A unique bouquet almost bursts with so many flavors, it’s difficult to narrow down exactly what is being tasted… The obvious notes include various types of honey — I taste buckwheat, tupelo, wildflower, but I’m quite certain that my honey palate is hardly delicate enough to make those claims, but anyway..
When I asked a grower why the process of producing Gui Fei went so deep into the summer, he answered quickly… “Oh, well of course, because we have to wait for the bug bite.” I thought that was hilarious. Wait what? The bug bite?? Was he joking? No. The “bug bite” he was referring to was the invasion of green leafhoppers, which alter the chemical composition of the leaf, and apparently impart its unique flavor profile.

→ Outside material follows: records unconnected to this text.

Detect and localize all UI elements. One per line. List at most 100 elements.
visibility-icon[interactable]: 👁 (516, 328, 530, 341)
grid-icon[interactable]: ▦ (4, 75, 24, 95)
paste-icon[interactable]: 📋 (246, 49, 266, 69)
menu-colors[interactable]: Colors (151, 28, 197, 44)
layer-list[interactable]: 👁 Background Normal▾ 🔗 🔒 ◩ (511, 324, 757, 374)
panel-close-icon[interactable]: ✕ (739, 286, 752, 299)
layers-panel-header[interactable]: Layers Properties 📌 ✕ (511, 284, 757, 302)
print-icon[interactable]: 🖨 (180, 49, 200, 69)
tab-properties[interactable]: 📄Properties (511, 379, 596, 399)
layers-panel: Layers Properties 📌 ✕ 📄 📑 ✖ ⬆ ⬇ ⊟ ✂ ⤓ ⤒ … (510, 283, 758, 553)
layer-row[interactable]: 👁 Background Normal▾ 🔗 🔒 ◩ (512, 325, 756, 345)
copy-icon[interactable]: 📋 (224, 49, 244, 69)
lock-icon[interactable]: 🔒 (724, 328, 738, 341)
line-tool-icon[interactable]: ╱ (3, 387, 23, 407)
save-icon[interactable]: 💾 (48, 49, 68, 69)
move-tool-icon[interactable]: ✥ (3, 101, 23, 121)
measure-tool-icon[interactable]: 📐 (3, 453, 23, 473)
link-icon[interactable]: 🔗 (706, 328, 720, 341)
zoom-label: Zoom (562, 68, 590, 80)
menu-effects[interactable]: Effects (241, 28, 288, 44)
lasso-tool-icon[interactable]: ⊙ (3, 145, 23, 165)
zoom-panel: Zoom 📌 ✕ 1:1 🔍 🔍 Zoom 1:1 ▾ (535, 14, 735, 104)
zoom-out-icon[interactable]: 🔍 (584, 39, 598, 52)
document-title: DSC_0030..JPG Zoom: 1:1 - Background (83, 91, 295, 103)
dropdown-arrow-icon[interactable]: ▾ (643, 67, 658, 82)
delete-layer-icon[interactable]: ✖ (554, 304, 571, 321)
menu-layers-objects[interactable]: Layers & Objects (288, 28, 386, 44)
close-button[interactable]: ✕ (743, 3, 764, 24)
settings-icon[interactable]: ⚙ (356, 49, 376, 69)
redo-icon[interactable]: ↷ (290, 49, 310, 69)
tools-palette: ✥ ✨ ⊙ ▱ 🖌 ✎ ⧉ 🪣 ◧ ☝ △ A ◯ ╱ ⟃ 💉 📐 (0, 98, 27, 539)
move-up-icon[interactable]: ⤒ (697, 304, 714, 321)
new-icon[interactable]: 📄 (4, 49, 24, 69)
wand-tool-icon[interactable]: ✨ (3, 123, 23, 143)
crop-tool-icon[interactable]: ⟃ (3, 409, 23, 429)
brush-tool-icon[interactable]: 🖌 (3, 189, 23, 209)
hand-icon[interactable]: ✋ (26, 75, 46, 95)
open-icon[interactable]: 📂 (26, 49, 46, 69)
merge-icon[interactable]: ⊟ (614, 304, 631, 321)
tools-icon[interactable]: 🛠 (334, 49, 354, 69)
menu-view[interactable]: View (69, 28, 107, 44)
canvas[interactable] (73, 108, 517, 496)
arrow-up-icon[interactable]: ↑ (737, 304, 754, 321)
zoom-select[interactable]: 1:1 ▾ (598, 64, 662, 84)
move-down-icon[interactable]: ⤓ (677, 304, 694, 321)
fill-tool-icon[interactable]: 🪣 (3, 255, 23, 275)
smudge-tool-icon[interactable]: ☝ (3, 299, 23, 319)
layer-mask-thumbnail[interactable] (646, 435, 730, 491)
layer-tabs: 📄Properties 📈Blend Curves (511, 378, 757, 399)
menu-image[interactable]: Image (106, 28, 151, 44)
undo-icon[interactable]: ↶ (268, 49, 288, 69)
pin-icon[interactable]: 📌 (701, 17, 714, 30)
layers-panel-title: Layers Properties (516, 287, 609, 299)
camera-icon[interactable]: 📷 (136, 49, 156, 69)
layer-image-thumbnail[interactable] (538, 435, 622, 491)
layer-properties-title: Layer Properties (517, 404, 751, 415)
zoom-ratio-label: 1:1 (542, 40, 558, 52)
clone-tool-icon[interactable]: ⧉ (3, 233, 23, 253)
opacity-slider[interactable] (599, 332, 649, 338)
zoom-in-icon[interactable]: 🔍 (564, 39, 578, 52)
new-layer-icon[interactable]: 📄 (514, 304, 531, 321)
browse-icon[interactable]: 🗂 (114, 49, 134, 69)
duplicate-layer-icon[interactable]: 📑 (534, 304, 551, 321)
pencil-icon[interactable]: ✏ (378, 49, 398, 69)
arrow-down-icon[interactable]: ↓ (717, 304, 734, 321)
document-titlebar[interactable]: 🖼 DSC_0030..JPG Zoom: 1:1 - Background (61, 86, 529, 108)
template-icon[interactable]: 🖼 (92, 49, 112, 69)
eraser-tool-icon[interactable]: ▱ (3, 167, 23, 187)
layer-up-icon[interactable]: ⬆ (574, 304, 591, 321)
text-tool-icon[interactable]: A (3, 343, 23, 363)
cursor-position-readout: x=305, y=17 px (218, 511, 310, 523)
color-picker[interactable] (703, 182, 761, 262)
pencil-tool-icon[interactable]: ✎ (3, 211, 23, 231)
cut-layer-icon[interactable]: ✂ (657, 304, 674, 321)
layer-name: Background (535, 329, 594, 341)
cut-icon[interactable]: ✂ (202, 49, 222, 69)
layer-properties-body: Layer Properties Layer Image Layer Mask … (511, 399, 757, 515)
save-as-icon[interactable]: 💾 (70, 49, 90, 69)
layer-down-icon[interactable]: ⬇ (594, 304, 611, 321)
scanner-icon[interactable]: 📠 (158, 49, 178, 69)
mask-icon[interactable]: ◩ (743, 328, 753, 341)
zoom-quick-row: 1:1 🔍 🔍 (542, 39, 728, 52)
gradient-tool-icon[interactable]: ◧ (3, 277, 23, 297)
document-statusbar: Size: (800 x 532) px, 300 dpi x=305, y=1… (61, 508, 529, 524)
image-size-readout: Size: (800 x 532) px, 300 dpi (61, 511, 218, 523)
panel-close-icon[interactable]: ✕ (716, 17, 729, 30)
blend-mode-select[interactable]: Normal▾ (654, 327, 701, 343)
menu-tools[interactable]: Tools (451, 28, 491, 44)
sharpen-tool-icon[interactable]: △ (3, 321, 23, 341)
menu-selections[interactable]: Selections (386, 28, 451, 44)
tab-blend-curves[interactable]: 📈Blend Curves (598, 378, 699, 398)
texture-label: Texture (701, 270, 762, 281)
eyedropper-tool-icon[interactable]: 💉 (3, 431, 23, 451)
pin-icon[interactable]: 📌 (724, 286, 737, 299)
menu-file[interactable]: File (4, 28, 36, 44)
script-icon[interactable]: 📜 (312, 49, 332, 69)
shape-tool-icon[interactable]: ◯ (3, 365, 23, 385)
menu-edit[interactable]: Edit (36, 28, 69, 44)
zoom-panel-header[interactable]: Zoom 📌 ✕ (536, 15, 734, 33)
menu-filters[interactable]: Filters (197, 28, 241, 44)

Also, I usually give it a rinse and then jump in with 20-30 second infusions, noting that the 2nd and 3rd infusion result in a unusually thick liquor which is sweet and carries a fairly impressive hui gan… Later infusions, say 4-6 will bring more floral and spicy notes, but the sweet fruits lay off a bit.. Also, the leaves don’t seem to want to unfurl, so I’d add 15-30 seconds in subsequent infusions beyond the 3rd.
So all in all, its an oddly addicting oolong, and highly unique, so please try and let me know what type of tasting notes you are able to pull out, curious to hear!